- O Ministério das Relações Exteriores da China criticou a ameaça do presidente dos Estados Unidos, Donald Trump, de impor tarifas de 10% a países que se unirem ao Brics.
- A porta-voz do ministério, Mao Ning, afirmou que o uso de tarifas não beneficia ninguém.
- Mao destacou que o Brics é uma força positiva no cenário internacional e promove a cooperação entre seus membros.
- O Brics, que começou em 2009, atualmente conta com 11 países-membros, incluindo Brasil, Rússia, Índia, China, Egito, Etiópia, Indonésia, Irã e Emirados Árabes Unidos.
- A porta-voz reiterou a posição da China contra guerras tarifárias, afirmando que a imposição de tarifas não atende aos interesses de nenhuma das partes.
A China manifestou sua oposição ao uso de tarifas como ferramenta de coerção, após o presidente dos Estados Unidos, Donald Trump, ameaçar impor tarifas de 10% a países que se unirem ao Brics. A declaração foi feita pelo Ministério das Relações Exteriores da China nesta segunda-feira.
Mao Ning, porta-voz do ministério, afirmou que o uso de tarifas não beneficia ninguém. Em coletiva de imprensa, ela destacou que o Brics, que inclui Brasil, Rússia, Índia, China e outros países, é uma força positiva no cenário internacional. Mao enfatizou a importância da cooperação entre os membros do bloco, que não visa ações contra nações específicas.

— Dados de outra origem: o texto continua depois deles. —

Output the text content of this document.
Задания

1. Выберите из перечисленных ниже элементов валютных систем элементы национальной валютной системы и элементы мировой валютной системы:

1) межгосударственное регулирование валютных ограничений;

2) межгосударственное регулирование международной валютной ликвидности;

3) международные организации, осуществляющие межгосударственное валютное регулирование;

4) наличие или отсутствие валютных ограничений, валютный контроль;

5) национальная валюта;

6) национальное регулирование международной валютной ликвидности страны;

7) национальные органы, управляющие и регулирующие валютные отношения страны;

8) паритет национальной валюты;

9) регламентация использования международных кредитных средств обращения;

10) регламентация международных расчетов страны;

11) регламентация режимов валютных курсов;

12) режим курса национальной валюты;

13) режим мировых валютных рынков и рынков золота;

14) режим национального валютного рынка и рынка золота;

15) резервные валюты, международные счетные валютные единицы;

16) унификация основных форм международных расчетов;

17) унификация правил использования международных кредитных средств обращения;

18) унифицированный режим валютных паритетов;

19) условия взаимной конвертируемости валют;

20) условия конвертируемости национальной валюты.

O Brics, que teve sua primeira cúpula em 2009, atualmente conta com 11 países-membros permanentes, incluindo Egito, Etiópia, Indonésia, Irã e Emirados Árabes Unidos. A porta-voz ressaltou que o grupo promove o desenvolvimento global e a reforma da governança internacional com base na igualdade e no benefício mútuo.
Mao também reiterou a posição da China contra guerras tarifárias e comerciais, afirmando que a imposição arbitrária de tarifas não atende aos interesses de nenhuma das partes envolvidas. A declaração surge em um contexto de crescente tensão nas relações comerciais entre os Estados Unidos e a China, que já enfrentam disputas tarifárias significativas.